Perception can be distorting. A lot of companies have inaccurate perceptions of themselves, and this leads to inaccurate research.
I was polled by Zintro on the most common mistakes clients make in market research. Biased perspective was my top choice for research wrecking errors. If one asks the wrong question, the answer is typically meaningless. If one has an improper perspective, they tend to ask the wrong question. Hence if an executive is viewing his market, his competitors or his company through the wrong end of a microscope, he will ask for the wrong research to be performed. Perspective shapes not only the questions he asks but the answers he receives.
Which is why so much market research becomes wastepaper.
Research should begin with a simple statement of the business goal and not the objective of the research. This removes a boatload of perspective from the start and allows exploration of what needs to be understood, not what is already misunderstood. A client once came to me asking for data on his competitors’ market position because he believed his position was lagging. After exploring his business objectives, we discovered the real problem he was trying to solve was why his customer turn-over rate was high.

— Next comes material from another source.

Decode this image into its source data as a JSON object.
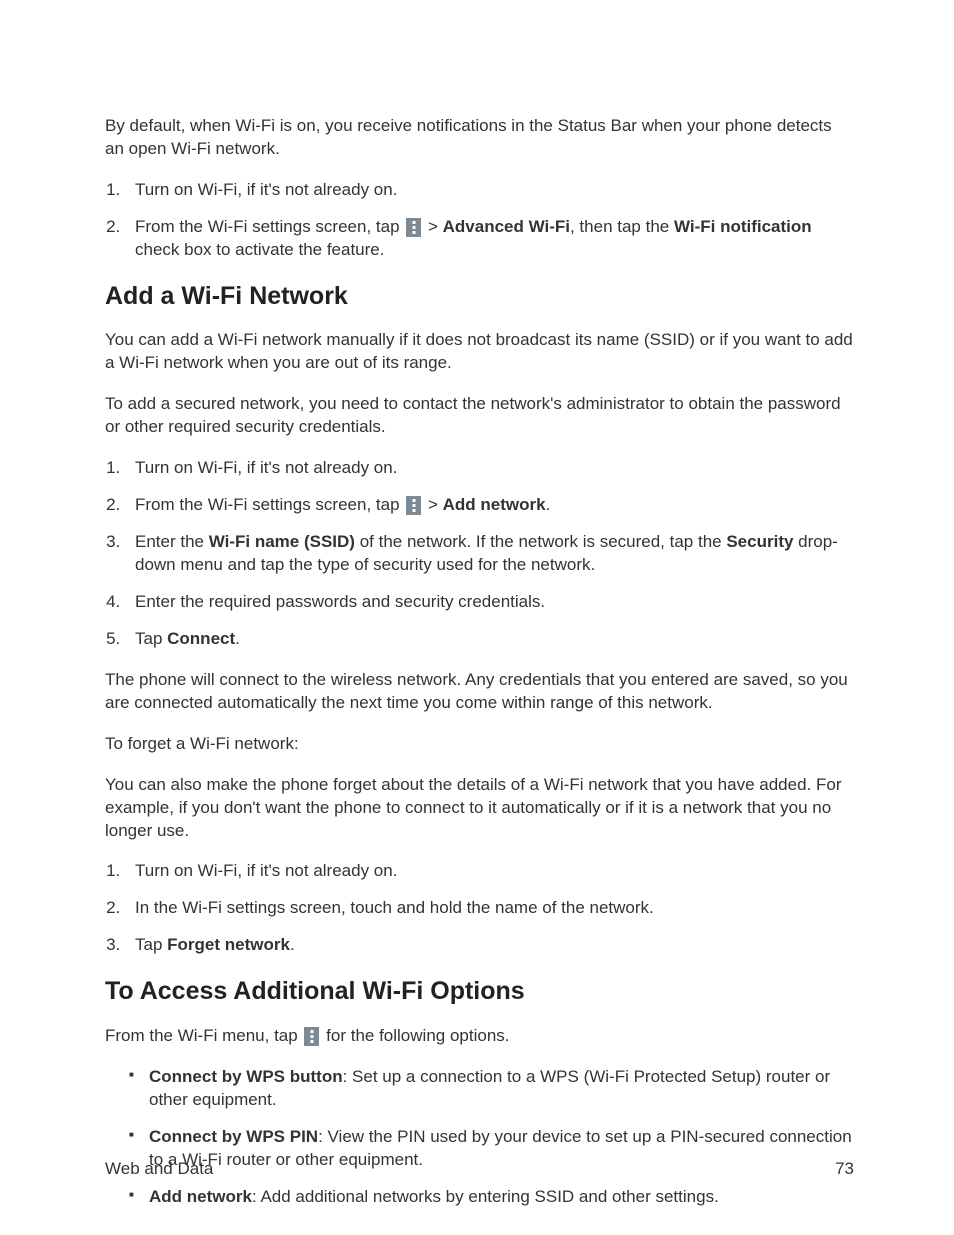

I talked myself out of a nice research contract, but I saved him a great deal of expense and the risk of being misguided down nonsensical paths.
Once business objectives are documented, the organization wanting market research should let the researcher frame the questions. An outsider thinking about how information describes the problem does so with little or no perception bias. Odds are the questions will not be those the customer would have asked, and often they are delightfully insightful.
Lastly, the customer and his researcher should seek insight more than data. This alone is the most difficult aspect of formulating a research project. Raw numbers are nice and often informative and tell much about the history and current state of affairs, but they do not help with proactive strategy. Insights – understanding the relationship of things and the motivations of people – does. Research that establishes distortion-free perspective brings strategic opportunities to light.
By the way, did you know that nearly eight times as many people were killed in the Rwandan genocide than in all the nuclear bombs dropped in war? Perspective can be painful, but it is necessary.